B. Chronische Diarrhoen

Chronische Durchfälle (Dauer länger als vier Wochen) sind beinahe nie infektiös-bakteriell bedingt. Sie sind aber oft Leitsymptom bestimmter Krankheiten, deren Ursachen sich äußerst vielfältig gestalten. Für die Differentialdiagnose entscheidend sind Stuhlkonsistenz und -volumen, Blutbeimengungen, Fettstühle und Änderungen der Stuhlgewohnheiten, zum Beispiel ein Wechsel zwischen Diarrhoen und Obstipation sowie allgemeine Krankheitszeichen, Mangelerscheinungen, Ödeme und eventuelle frühere Operationen im Bereich des Magen-Darm-Traktes.

1. Colitis ulcerosa:
Bei der Colitis ulcerosa handelt es sich um eine chronisch-entzündliche Erkrankung der Darmschleimhaut, für die ein schubhafter Krankheitsverlauf charakteristisch ist.

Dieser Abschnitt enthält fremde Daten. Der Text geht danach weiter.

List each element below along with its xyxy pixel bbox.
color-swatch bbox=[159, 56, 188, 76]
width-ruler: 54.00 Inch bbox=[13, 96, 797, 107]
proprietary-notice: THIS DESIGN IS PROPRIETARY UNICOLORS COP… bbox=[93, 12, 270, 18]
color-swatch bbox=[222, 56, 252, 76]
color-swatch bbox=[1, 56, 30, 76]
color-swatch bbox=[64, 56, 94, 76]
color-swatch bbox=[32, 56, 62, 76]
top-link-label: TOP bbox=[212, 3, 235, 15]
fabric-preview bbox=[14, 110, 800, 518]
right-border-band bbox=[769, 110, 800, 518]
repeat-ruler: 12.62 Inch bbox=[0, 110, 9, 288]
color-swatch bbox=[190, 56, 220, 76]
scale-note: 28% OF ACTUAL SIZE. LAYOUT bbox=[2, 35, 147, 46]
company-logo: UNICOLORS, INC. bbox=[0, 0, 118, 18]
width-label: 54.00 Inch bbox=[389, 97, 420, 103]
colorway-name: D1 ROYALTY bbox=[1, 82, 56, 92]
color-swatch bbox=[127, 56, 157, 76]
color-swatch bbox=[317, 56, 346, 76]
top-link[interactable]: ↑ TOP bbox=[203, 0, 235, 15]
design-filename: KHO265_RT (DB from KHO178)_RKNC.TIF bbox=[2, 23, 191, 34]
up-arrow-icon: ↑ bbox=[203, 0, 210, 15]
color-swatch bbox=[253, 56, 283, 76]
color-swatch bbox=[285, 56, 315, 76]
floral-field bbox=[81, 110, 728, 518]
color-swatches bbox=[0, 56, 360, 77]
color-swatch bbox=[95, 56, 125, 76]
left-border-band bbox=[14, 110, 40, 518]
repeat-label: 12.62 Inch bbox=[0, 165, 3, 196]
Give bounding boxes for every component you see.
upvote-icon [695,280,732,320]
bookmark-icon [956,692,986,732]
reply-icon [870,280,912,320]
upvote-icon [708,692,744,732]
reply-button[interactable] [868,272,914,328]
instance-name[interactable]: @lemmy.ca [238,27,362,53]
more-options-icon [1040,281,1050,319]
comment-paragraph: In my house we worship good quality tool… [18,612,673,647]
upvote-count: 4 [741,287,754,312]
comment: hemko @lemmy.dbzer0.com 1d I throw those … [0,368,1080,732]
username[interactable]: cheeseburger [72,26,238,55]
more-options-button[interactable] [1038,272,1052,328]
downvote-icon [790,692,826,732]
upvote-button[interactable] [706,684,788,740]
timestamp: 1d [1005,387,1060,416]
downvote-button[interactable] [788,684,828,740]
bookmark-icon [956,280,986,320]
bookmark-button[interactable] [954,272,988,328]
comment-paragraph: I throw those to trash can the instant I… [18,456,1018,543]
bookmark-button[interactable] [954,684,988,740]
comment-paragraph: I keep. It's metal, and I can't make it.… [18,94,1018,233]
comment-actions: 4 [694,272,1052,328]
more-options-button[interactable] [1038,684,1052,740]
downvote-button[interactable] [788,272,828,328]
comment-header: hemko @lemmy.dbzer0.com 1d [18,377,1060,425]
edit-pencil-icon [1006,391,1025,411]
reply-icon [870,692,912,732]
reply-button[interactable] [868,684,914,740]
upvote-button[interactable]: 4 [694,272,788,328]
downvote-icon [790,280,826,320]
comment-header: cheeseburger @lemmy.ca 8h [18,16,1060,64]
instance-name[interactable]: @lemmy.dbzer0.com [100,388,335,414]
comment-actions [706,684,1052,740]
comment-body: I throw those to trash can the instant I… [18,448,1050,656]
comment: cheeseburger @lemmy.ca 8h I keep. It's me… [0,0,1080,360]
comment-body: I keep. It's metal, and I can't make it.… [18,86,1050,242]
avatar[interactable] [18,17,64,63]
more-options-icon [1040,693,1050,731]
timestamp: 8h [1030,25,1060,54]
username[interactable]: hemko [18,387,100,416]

Betroffen sind vor allem Patienten zwischen dem 15. und 50. Lebensjahr, Frauen dabei etwas häufiger als Männer. Die Ätiologie ist bisher noch nicht genau geklärt, doch gelten spezielle psychische Konstellationen (sensitive Persönlichkeit, versteckte emotionale Konflikte und oft recht hohe Intelligenz) als typisch für Kolitispatienten.

Die Erkrankung beginnt am Rektum und breitet sich von dort oralwärts aus. In akuten Fällen mit plötzlichem Beginn werden häufige, schleimige, blutig-eitrige Stühle beobachtet, die oft von hohen septischen Temperaturen und krampfartigen Unterbauchschmerzen gefolgt sind.

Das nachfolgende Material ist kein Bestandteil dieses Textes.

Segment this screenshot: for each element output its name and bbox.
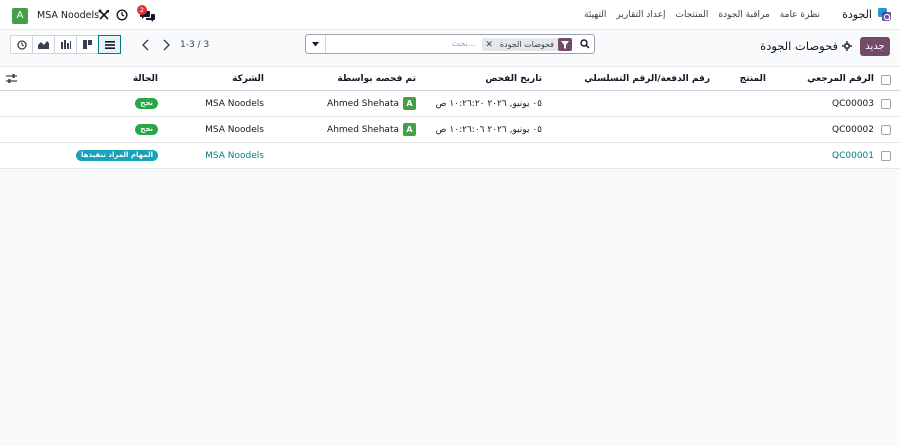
column-header-checked-by[interactable]: تم فحصه بواسطة	[337, 67, 416, 90]
search-options-toggle[interactable]	[306, 35, 326, 53]
menu-overview[interactable]: نظرة عامة	[780, 10, 820, 20]
facet-remove-button[interactable]: ✕	[482, 40, 496, 50]
column-header-lot[interactable]: رقم الدفعة/الرقم التسلسلي	[584, 67, 710, 90]
cell-company: MSA Noodels	[205, 98, 264, 109]
quality-checks-table: الرقم المرجعي المنتج رقم الدفعة/الرقم ال…	[0, 66, 900, 169]
cell-reference: QC00002	[832, 124, 874, 135]
menu-reporting[interactable]: إعداد التقارير	[616, 10, 665, 20]
new-button[interactable]: جديد	[860, 37, 890, 56]
cell-checked-by: Ahmed Shehata A	[327, 91, 416, 116]
graph-view-button[interactable]	[32, 35, 55, 54]
cell-reference: QC00001	[832, 150, 874, 161]
user-avatar[interactable]: A	[12, 8, 28, 24]
app-title[interactable]: الجودة	[842, 8, 872, 21]
pager-value[interactable]: 1-3 / 3	[180, 40, 209, 50]
menu-configuration[interactable]: التهيئة	[584, 10, 606, 20]
breadcrumb: فحوصات الجودة	[760, 39, 852, 53]
cell-state: نجح	[135, 117, 158, 142]
cell-date: ٠٥ يونيو, ٢٠٢٦ ١٠:٢٦:٠٦ ص	[435, 124, 542, 135]
clock-icon[interactable]	[116, 9, 128, 21]
list-icon	[104, 40, 115, 49]
avatar: A	[403, 123, 416, 136]
column-header-date[interactable]: تاريخ الفحص	[485, 67, 542, 90]
tools-icon[interactable]	[98, 9, 110, 21]
cell-checked-by-name: Ahmed Shehata	[327, 124, 399, 135]
cell-reference: QC00003	[832, 98, 874, 109]
chat-notification-badge: 2	[137, 5, 147, 15]
top-navbar: الجودة نظرة عامة مراقبة الجودة المنتجات …	[0, 0, 900, 30]
table-row[interactable]: QC00002 ٠٥ يونيو, ٢٠٢٦ ١٠:٢٦:٠٦ ص Ahmed …	[0, 117, 900, 143]
row-checkbox[interactable]	[881, 151, 891, 161]
menu-quality-control[interactable]: مراقبة الجودة	[718, 10, 769, 20]
quality-app-icon[interactable]	[877, 7, 893, 23]
cell-state: نجح	[135, 91, 158, 116]
menu-products[interactable]: المنتجات	[675, 10, 708, 20]
search-input[interactable]: بحث...	[452, 39, 476, 49]
avatar: A	[403, 97, 416, 110]
kanban-view-button[interactable]	[76, 35, 99, 54]
activity-view-button[interactable]	[10, 35, 33, 54]
row-checkbox[interactable]	[881, 125, 891, 135]
search-button[interactable]	[576, 35, 594, 53]
pivot-icon	[60, 40, 71, 49]
activity-icon	[16, 39, 27, 50]
cell-checked-by-name: Ahmed Shehata	[327, 98, 399, 109]
column-header-reference[interactable]: الرقم المرجعي	[807, 67, 874, 90]
status-badge: نجح	[135, 124, 158, 135]
caret-down-icon	[312, 41, 319, 46]
sliders-icon	[6, 74, 17, 83]
gear-icon[interactable]	[842, 41, 852, 51]
pager-previous-button[interactable]	[140, 38, 152, 52]
cell-state: المهام المراد تنفيذها	[76, 143, 158, 168]
cell-checked-by: Ahmed Shehata A	[327, 117, 416, 142]
cell-date: ٠٥ يونيو, ٢٠٢٦ ١٠:٢٦:٢٠ ص	[435, 98, 542, 109]
pager-next-button[interactable]	[160, 38, 172, 52]
pivot-view-button[interactable]	[54, 35, 77, 54]
facet-label: فحوصات الجودة	[499, 40, 554, 49]
table-header: الرقم المرجعي المنتج رقم الدفعة/الرقم ال…	[0, 66, 900, 91]
table-row[interactable]: QC00003 ٠٥ يونيو, ٢٠٢٦ ١٠:٢٦:٢٠ ص Ahmed …	[0, 91, 900, 117]
kanban-icon	[83, 40, 92, 49]
main-menu: نظرة عامة مراقبة الجودة المنتجات إعداد ا…	[584, 10, 820, 20]
page-title: فحوصات الجودة	[760, 39, 838, 53]
table-row[interactable]: QC00001 MSA Noodels المهام المراد تنفيذه…	[0, 143, 900, 169]
search-facet: فحوصات الجودة ✕	[482, 38, 572, 51]
select-all-checkbox[interactable]	[881, 75, 891, 85]
graph-icon	[38, 41, 49, 49]
column-header-company[interactable]: الشركة	[232, 67, 264, 90]
search-icon	[580, 39, 590, 49]
column-header-product[interactable]: المنتج	[740, 67, 766, 90]
status-badge: المهام المراد تنفيذها	[76, 150, 158, 161]
search-bar: فحوصات الجودة ✕ بحث...	[305, 34, 595, 54]
column-header-state[interactable]: الحالة	[133, 67, 158, 90]
status-badge: نجح	[135, 98, 158, 109]
view-switcher	[10, 35, 126, 54]
row-checkbox[interactable]	[881, 99, 891, 109]
company-switcher[interactable]: MSA Noodels	[37, 10, 99, 21]
optional-columns-toggle[interactable]	[6, 67, 17, 90]
filter-icon	[558, 38, 572, 51]
cell-company: MSA Noodels	[205, 150, 264, 161]
list-view-button[interactable]	[98, 35, 121, 54]
cell-company: MSA Noodels	[205, 124, 264, 135]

Bei milder verlaufenden Formen stellen schleimig-blutige Stühle, die ohne Beschwerden abgesetzt werden, das einzige Symptom dar. Nach längerer Krankheitsdauer beobachtet man eine zunehmende Schrumpfung mit Verschmälerung und Verkürzung des befallenen Kolonteils.
(Abbildung 15)


Abb. 15: Colitis ulcerosa, chronischer Verlauf mit weitgehender Schrumpfung der linken Kolonhälfte bis zur Flexura hepatica. 44jähriger Mann, Krankheitsverlauf von 22 Jahren.

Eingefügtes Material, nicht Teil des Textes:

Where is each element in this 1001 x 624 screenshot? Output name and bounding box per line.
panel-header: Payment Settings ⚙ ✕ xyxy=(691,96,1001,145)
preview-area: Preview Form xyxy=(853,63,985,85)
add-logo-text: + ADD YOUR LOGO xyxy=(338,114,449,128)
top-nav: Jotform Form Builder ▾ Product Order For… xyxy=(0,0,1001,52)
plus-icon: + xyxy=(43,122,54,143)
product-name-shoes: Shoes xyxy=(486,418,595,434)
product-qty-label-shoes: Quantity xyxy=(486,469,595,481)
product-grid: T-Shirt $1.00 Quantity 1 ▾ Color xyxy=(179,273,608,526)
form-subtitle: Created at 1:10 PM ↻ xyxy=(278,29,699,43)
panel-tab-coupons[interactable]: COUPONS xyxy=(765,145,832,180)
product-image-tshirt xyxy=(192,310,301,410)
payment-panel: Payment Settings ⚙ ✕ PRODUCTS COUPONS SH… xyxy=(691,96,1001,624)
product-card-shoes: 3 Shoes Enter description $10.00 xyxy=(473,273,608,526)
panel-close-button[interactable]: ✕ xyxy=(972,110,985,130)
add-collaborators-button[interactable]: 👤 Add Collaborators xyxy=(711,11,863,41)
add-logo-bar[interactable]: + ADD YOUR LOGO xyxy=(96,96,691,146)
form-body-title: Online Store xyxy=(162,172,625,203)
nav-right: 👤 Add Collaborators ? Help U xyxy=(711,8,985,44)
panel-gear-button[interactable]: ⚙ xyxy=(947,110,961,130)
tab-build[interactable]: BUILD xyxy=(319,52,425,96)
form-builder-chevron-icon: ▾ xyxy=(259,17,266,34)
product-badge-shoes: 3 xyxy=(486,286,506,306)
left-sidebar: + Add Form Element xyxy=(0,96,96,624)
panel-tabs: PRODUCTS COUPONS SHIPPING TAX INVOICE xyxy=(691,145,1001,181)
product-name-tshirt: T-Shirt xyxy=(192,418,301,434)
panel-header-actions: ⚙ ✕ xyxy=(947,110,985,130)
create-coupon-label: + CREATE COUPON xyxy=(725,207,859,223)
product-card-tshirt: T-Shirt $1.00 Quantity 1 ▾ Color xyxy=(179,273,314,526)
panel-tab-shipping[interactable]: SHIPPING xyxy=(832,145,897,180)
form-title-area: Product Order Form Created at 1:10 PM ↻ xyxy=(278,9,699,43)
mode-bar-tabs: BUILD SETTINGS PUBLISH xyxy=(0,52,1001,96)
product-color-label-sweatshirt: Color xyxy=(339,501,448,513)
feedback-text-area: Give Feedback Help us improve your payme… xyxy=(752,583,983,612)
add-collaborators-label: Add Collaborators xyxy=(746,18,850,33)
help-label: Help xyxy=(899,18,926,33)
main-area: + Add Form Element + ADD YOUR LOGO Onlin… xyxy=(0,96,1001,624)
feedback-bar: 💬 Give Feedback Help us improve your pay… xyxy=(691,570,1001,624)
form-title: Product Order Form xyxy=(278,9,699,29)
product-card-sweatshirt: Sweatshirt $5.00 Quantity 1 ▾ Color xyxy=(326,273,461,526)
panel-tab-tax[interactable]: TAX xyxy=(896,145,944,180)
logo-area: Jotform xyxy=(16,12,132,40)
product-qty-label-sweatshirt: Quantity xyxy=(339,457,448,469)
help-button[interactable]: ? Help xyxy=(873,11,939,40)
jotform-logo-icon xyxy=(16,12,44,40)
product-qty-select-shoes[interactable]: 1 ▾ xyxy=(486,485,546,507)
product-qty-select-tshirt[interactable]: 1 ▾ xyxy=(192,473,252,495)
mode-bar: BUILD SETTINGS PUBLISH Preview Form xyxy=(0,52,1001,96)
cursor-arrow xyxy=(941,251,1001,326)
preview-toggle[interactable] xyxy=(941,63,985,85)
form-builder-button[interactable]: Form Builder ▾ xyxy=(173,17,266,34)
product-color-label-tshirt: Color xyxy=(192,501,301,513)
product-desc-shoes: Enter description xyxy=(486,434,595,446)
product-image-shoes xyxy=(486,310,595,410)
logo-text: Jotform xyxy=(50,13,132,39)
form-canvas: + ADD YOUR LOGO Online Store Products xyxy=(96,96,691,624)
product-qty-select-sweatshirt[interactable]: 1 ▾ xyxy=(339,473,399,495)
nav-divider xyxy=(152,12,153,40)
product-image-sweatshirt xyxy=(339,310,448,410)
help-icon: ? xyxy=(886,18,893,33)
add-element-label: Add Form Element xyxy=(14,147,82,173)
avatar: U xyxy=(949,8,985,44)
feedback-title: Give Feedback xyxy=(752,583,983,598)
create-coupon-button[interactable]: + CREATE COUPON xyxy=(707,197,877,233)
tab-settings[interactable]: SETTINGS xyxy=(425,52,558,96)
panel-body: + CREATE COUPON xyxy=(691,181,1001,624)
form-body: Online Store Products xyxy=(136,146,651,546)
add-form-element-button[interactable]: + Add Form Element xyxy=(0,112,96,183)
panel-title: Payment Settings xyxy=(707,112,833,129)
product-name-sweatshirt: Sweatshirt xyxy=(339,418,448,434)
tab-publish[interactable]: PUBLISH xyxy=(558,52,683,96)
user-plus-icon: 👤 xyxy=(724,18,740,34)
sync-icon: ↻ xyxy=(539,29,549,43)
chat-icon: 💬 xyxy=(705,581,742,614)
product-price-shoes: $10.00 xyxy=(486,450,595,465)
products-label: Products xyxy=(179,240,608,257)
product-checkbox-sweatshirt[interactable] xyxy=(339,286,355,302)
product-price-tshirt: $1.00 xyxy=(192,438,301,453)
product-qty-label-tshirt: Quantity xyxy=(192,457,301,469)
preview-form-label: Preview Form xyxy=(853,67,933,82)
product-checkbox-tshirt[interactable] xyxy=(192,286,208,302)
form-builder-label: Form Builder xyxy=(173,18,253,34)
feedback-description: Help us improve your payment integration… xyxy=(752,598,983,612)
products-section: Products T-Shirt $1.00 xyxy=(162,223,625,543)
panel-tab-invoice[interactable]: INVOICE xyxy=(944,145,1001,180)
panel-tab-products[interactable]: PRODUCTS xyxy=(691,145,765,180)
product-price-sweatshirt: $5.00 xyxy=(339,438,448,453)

Es kann aber auch zu einer massiven Erweiterung des Kolons zu über sechs Zentimeter Breite kommen. Dies ist ein Hinweis auf ein sogenanntes toxisches Megakolon, das mit schwersten klinischen Krankheitszeichen einhergeht und im Falle einer Perforation eine lebensbedrohliche Komplikation der Colitis darstellt. Bei der Proktosigmoiditis ist der Befall auf das Rectosigmoid beschränkt; charakteristisch sind der Abgang von Schleim und Blut, Diarrhoen sind dagegen eher selten.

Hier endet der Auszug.